You can withdraw $14,000 and give it all away.
OK, maybe not all of us – hardly any? – can do that. But the Secret Santas can and did on Friday.
For the eighth straight year, this married couple from another state came to metro Detroit to hand out thousands of their own money. And, like the other years, a Free Press reporter and photographer rode along with them and a Lincoln Park Police escort. Counting Friday, the couple have now given away about $115,000 of their own savings, one crisp hundred at a time. They say they are not rich, just comfortable.
And here’s the thing. They choose to hand their money out unconditionally. And randomly. When it’s your money, you hand it out any way you want.
So, when you see William Calloway get off a bus in Lincoln Park, if you’re these people, you walk up and ask Calloway, dressed in baggy sweats and a ball cap, if he believes in Santa Claus. The 56-year-old may take a cautious step back, and you may hand him a new $100 bill anyway. No questions asked.
That’s just how it works. And you move on to the other people who got off the bus, flipping hundreds to each of them like some sort of elfin blackjack dealer. You just give out money and you say things like “Merry Christmas” and “Pay it forward” and “Bless you.”
You stand there for a moment, and you watch tears well up in their eyes. You see Calloway look down at the bill in his hand. You see him smile and holler: “You lyin’!” You see realization spread across his face in a huge grin, and you hear him say, “Let me tell you what happened. They about to turn my phone off!”
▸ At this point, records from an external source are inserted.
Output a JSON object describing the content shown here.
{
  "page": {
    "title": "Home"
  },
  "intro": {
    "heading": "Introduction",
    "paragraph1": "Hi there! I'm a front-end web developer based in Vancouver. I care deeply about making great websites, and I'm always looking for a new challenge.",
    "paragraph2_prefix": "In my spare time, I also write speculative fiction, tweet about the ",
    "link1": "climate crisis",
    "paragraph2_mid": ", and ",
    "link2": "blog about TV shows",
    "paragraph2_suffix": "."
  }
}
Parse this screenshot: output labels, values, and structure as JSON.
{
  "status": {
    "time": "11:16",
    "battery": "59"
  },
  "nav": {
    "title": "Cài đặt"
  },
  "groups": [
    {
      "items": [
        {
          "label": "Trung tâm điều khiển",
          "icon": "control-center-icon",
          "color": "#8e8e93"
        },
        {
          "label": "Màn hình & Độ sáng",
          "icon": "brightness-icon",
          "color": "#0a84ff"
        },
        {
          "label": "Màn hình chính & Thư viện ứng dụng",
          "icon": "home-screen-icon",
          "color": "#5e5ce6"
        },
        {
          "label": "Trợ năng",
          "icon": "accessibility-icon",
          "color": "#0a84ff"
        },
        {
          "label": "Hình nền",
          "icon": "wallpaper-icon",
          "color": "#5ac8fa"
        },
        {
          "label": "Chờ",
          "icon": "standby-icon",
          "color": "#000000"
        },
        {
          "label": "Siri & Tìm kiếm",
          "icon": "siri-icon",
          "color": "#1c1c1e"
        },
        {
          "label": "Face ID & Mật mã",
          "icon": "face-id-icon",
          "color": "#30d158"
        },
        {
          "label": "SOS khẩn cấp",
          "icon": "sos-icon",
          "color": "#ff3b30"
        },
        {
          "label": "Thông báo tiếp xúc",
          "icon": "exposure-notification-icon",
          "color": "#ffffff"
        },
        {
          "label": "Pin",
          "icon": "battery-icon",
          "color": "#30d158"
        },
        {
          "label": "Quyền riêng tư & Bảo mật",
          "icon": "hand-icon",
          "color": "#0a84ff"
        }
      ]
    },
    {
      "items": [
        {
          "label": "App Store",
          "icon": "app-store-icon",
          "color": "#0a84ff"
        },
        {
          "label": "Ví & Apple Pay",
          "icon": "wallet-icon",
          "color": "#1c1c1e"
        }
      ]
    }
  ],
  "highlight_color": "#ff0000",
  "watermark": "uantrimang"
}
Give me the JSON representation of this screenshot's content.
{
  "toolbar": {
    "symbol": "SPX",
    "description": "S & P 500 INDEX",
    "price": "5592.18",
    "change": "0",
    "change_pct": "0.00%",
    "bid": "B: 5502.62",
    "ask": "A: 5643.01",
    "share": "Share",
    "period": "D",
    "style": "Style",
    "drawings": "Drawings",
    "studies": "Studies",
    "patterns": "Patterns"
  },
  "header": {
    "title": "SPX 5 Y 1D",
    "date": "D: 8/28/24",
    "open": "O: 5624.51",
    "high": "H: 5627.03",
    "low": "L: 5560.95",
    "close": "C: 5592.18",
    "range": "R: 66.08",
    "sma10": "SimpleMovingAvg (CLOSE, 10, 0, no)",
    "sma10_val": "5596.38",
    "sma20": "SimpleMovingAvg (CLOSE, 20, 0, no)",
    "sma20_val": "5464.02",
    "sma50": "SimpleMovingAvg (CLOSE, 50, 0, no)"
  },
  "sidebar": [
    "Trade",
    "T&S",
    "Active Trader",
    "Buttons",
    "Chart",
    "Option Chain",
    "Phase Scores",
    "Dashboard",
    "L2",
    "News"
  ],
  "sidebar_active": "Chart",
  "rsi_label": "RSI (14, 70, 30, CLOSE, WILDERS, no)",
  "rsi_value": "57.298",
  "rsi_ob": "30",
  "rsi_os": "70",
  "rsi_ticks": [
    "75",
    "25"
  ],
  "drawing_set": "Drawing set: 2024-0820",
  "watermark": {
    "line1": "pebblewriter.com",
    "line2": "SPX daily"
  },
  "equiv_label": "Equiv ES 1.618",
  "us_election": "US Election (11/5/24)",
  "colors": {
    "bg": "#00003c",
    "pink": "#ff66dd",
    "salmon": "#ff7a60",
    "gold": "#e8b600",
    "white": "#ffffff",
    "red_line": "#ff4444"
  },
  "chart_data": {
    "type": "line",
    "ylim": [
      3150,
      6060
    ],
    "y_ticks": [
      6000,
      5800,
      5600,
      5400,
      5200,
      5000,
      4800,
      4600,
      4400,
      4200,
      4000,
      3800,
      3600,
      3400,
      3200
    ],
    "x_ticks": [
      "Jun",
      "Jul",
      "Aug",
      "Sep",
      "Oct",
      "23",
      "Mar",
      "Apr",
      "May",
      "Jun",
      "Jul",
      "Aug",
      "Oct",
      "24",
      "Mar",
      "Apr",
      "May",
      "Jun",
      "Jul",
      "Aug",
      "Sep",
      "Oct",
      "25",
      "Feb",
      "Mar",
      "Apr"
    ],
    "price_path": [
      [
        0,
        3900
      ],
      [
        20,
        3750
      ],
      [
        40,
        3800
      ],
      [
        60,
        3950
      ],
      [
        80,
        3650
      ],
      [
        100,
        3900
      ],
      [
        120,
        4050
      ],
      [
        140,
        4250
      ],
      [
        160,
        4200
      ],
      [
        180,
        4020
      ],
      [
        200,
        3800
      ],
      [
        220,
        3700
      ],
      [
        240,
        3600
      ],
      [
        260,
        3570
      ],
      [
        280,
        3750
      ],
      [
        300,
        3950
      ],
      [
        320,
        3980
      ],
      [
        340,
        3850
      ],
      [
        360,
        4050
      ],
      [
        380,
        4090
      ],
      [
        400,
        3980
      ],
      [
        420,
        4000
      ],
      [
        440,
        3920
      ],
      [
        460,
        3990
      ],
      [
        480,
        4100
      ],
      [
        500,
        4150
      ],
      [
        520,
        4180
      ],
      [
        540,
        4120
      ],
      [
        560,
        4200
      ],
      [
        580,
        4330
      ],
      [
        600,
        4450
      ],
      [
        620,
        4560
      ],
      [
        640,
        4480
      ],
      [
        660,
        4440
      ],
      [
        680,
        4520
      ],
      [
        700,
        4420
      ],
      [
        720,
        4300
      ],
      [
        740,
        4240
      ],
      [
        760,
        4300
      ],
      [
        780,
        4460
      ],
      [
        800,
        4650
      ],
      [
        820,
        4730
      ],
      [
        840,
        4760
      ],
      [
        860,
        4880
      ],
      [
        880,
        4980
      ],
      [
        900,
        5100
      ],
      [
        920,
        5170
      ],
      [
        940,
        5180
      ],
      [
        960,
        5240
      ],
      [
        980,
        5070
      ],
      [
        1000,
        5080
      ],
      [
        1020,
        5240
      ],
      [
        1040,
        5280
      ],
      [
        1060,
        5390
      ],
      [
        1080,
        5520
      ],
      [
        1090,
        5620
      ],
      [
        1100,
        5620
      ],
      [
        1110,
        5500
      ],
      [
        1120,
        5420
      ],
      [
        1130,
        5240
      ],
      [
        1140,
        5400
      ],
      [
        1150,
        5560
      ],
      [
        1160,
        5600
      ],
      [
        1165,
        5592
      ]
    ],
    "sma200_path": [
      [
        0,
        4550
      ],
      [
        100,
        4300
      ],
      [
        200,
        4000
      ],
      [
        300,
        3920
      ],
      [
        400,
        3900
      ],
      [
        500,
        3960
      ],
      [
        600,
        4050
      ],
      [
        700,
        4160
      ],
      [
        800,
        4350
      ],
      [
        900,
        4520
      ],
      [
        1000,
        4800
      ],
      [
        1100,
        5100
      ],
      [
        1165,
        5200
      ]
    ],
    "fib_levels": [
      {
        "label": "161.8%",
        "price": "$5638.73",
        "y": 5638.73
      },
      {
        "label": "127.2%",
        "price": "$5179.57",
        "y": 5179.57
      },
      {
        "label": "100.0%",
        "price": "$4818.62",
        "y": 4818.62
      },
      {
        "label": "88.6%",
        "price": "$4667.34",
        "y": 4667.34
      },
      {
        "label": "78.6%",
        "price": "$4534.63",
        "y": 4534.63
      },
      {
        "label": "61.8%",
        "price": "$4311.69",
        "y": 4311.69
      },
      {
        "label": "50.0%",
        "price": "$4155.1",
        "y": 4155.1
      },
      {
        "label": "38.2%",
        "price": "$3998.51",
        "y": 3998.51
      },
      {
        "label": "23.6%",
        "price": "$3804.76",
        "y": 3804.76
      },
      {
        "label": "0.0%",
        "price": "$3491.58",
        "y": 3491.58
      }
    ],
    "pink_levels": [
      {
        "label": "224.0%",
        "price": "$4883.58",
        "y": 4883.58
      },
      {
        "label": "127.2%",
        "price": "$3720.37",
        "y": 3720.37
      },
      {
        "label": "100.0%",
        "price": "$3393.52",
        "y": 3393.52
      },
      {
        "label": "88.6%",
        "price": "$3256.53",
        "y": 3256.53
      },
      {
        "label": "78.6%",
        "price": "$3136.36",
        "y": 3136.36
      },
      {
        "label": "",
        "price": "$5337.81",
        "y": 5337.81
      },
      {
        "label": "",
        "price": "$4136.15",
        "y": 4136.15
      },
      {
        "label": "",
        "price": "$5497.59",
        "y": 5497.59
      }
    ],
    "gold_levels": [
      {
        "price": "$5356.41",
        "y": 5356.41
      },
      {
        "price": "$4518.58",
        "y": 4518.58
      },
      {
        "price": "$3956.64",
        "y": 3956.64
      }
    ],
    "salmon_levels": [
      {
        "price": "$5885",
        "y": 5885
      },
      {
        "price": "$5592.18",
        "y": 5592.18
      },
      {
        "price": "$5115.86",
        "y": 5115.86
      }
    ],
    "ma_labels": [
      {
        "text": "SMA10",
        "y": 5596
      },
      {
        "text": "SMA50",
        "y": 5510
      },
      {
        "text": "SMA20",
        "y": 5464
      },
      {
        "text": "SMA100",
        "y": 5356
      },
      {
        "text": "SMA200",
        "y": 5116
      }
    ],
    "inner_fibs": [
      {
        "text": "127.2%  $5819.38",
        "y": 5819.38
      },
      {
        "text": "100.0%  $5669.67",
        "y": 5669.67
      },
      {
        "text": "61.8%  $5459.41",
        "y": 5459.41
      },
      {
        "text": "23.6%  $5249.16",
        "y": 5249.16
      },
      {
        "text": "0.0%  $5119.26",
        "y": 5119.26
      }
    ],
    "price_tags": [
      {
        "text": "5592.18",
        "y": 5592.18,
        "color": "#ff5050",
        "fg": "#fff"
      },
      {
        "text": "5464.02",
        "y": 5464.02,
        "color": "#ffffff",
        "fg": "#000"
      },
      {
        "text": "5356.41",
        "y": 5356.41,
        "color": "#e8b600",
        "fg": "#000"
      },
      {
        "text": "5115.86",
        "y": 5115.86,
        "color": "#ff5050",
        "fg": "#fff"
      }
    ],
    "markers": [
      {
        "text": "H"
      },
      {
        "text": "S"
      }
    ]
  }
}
He starts shouting: “Man, this is great! This is great!” He hugs you. And he runs around, holding his hundred up high, waving it at cars that drive by on Fort Street.
You see tears stream down his cheeks.
You get back in the car and head to the next stop. Calloway and the others wave as you pull away. He’s still jumping around. But there is more money to give out to others. Unconditionally.
Calloway offered up without prompting that he is a parolee who left prison this year after a quarter-century behind bars. You learn that Calloway served his sentence for second-degree murder and armed robbery.
When your point is to help out the needy, sometimes you run across people with troubled pasts and current struggles. You help them anyway.
“I really believe that the only thing that can overcome hatred and evil in the world is love,” the female Santa says. “And you can’t really overcome hate and evil with love if attached to that love is a spirit of judgment. It just doesn’t work.”
This pure generosity is modeled after the example of a man named Larry Stewart, who nearly four decades ago started handing out cash at Christmas to people in Kansas City, Mo. Stewart’s acts of kindness were done anonymously, and he became known as Secret Santa. His work became publicly known only after his death in 2007. His example has spread to other cities like Detroit.